Tiap Hari, Tiap Malam, Kami Hanya Bisa Pasrah Berdoa dan Menangis

oleh

[ad_1]

Cerita Enam ABK Asal Pamekasan yang Sepekan Terombang-ambing di Lautan

Karena ada peralatan yang rusak, kapal mereka terseret dari perairan Kalimantan sampai ke Karimunjawa. Keluarga di rumah sempat mengadakan Yasinan.

MOH. ALI MUHSIN, Pamekasan, Jawa Pos

SENYUM dan tawanya mengembang. Tamu memang tak henti mengalir, baik tetangga maupun keluarga. Namun, di wajah Sayuri masih tergurat jelas jejak kelelahan.

Maklum, kemarin (29/8) adalah hari pertamanya balik ke tengah keluarga di Desa Sotabar, Kecamatan Pasean, Kabupaten Pamekasan, Madura. Setelah hampir seminggu hilang kontak bersama lima anak buah kapal (ABK) Bulan Purnama yang dia nakhodai.

”Ada alat kapal yang rusak dan kejadiannya saat itu masih lebih dekat dengan Kalimantan,” ucap pria 45 tahun tersebut membuka cerita kepada Jawa Pos Radar Madura.

Ketika itu, Sabtu (21/8) sekitar pukul 04.00, Bulan Purnama berada sekitar 130 mil dari perairan Bawean, pulau di utara Madura yang secara administratif masuk wilayah Kabupaten Gresik, Jawa Timur. Kapal tak bisa berjalan normal. Terpaksa terombang-ambing mengikuti arus lautan.

Selain Sayuri, ada Massulah, 50; Hasan, 54; Mat Salim, 45; Moh. Abdullah, 45; dan Sahe, 55, di atas kapal yang ketika berangkat dari Madura membawa garam tersebut.

Kepanikan mulai muncul. Doa pun terus mereka munajatkan.

Saat itu pilihannya hanya dua: hidup atau mati. Mereka berharap ada kapal atau perahu lain yang melintas. Dan, sebenarnya memang ada. Bahkan lebih dari sekali. Namun, karena yang melintas hanya perahu kecil, pertolongan tak bisa diberikan.

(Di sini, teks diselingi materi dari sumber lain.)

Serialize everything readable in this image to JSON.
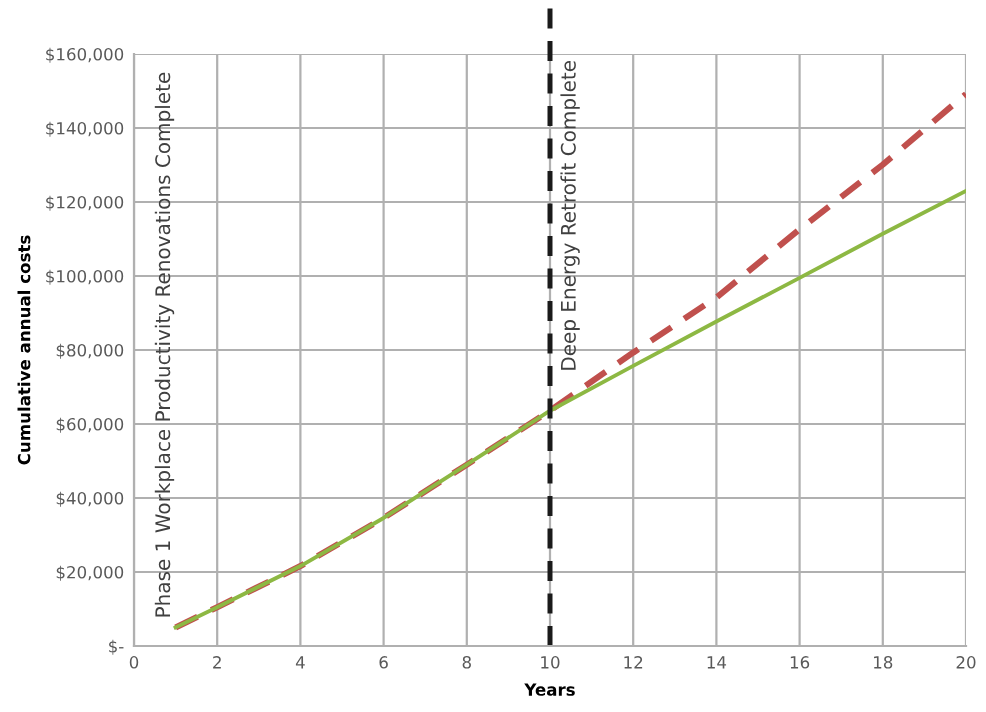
{
  "chart_data": {
    "type": "line",
    "xlabel": "Years",
    "ylabel": "Cumulative annual costs",
    "x": [
      1,
      2,
      4,
      6,
      8,
      10,
      12,
      14,
      16,
      18,
      20
    ],
    "series": [
      {
        "color": "#c0504d",
        "line_style": "dashed",
        "values": [
          5000,
          10500,
          21600,
          34600,
          49000,
          63600,
          79300,
          94200,
          112600,
          130100,
          149200
        ]
      },
      {
        "color": "#8db843",
        "line_style": "solid",
        "values": [
          5000,
          10500,
          21600,
          34600,
          49000,
          63600,
          75700,
          87700,
          99500,
          111400,
          123000
        ]
      }
    ],
    "xlim": [
      0,
      20
    ],
    "xticks": [
      0,
      2,
      4,
      6,
      8,
      10,
      12,
      14,
      16,
      18,
      20
    ],
    "ylim": [
      0,
      160000
    ],
    "yticks": [
      {
        "value": 0,
        "label": "$-"
      },
      {
        "value": 20000,
        "label": "$20,000"
      },
      {
        "value": 40000,
        "label": "$40,000"
      },
      {
        "value": 60000,
        "label": "$60,000"
      },
      {
        "value": 80000,
        "label": "$80,000"
      },
      {
        "value": 100000,
        "label": "$100,000"
      },
      {
        "value": 120000,
        "label": "$120,000"
      },
      {
        "value": 140000,
        "label": "$140,000"
      },
      {
        "value": 160000,
        "label": "$160,000"
      }
    ],
    "grid": true,
    "legend": false,
    "marker": "none",
    "ref_lines": [
      {
        "axis": "x",
        "value": 10,
        "label": "Deep Energy Retrofit Complete",
        "color": "#1a1a1a",
        "line_style": "dashed"
      }
    ],
    "annotations": [
      "Phase 1 Workplace Productivity Renovations Complete"
    ]
  }
}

”(Jika memberikan bantuan, Red) bisa membahayakan mereka sendiri. Mereka hanya melambaikan tangan kepada kami,” kenang pria 45 tahun tersebut.

Massulah, salah seorang ABK, mengenang bagaimana mereka memohon pada setiap perahu yang melintas agar bisa ditolong. ”Tolong, Pa’, matoro’a nyaba (tolong, Pak, kami ingin menitipkan nyawa),” ujarnya mengulang permintaannya dan kawan-kawannya ketika itu.

Air saat itu sudah mulai masuk kapal. Padahal, sebagian muatan kayu yang diangkut dari Kalimantan telah dibuang. ”Kayu dibuang agar muatan kapal tidak berat,” jelasnya.

Di tengah laut, Massulah dan kawan-kawannya hanya bisa menangis tiap hari dan tiap malam. Mereka takut tidak selamat. Pada saat yang sama, mereka memikirkan nasib keluarga di rumah.

Masulla Sayuri, nakhoda kapal Bulan Purnama. (MOH ALI MUHSIN/JAWA POS RADAR MADURA)

Persediaan makanan juga kian menipis. Beruntung, ada nelayan lain yang memberi bantuan berupa beras dan mi instan meski tak bisa mengevakuasi mereka.

Sementara, kapal terus diseret arus hingga mendekati Pulau Karimunjawa, Jepara, Jawa Tengah. Keenam ABK semakin panik. Sebab, kondisi kapal mereka semakin tak stabil. Air semakin merangsek ke kapal. Tak ada yang bisa mereka perbuat, kecuali pasrah dan berdoa agar selamat. Atau, meninggal dalam kondisi syahid.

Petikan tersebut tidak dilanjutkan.